David Booth stands out as another greatly undervalued commodity for a variety of reasons. His 6.0% shooting percentage is unusually low for a forward and the Panthers' power play as a whole has been historically bad this season. These trends can't continue for the entire season and I think Booth will be the biggest beneficiary once the Panthers eventually get their act together.

It's not uncommon for young players to be sent to the minor leagues after initially struggling with the NHL game, only to re-discover their scoring touch and return to the big leagues with new-found confidence. I bring this up as a way of cautioning those of you in keeper leagues not to lose track of players like Joshua Bailey and Nikita Filatov after their recent demotions.

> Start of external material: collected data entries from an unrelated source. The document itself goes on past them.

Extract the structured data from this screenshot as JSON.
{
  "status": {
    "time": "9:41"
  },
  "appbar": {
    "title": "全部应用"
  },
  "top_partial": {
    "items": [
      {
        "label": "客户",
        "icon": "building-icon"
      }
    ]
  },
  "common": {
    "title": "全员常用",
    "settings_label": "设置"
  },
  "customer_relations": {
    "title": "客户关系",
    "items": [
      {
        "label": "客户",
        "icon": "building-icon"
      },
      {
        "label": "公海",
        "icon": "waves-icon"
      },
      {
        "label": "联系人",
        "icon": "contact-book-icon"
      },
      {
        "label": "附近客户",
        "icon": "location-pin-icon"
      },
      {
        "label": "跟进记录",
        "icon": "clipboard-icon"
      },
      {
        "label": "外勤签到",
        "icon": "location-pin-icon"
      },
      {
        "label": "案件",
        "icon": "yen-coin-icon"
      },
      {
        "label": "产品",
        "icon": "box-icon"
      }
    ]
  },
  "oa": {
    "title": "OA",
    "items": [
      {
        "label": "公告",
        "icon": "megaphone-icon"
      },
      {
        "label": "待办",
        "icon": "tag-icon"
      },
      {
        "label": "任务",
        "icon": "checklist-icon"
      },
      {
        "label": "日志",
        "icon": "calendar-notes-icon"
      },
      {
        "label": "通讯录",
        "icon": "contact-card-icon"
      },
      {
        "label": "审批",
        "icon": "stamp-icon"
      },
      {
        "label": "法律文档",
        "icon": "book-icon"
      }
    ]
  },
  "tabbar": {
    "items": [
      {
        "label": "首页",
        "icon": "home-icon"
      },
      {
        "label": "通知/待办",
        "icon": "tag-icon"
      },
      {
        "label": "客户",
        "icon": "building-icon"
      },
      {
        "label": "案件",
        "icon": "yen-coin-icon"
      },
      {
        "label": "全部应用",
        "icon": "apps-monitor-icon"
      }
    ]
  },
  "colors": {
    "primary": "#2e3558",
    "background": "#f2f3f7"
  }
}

Both were first round picks in the NHL for a reason and Bailey, in particular, has recorded 12 points in eight games with the Islanders' AHL affiliate, making him a candidate for recall in the near future.

Who is currently wearing number three for the Maple Leafs and what has he done with the real Dion Phaneuf? I wish I had seen more of Phaneuf's games during his first few seasons in the league because I find it incredible that the player currently patrolling the blue line for Toronto could ever have put up the numbers he did in Calgary. That aside, I actually think Phaneuf makes for a decent low-risk gamble in fantasy leagues right now. He still has a torpedo slapshot, which should help him score a few goals and he'll accumulate penalty minutes at close to a 100 PIM pace. If you can acquire him for a song I would definitely signoff.

Finally, now's the time for me to fess up. Prior to the season, I claimed that Ville Leino was a prime candidate to disappoint his fantasy owners, citing an abnormally high shooting percentage during last year's playoff scoring streak. To my surprise, he has delivered an impressive performance thus far and has benefited greatly from lining up with Scott Hartnell and Daniel Briere on the Flyers' most consistent unit. Philadelphia has been one of the league's best teams and Leino has certainly been a big part of that success. There's no reason to think that will change anytime soon.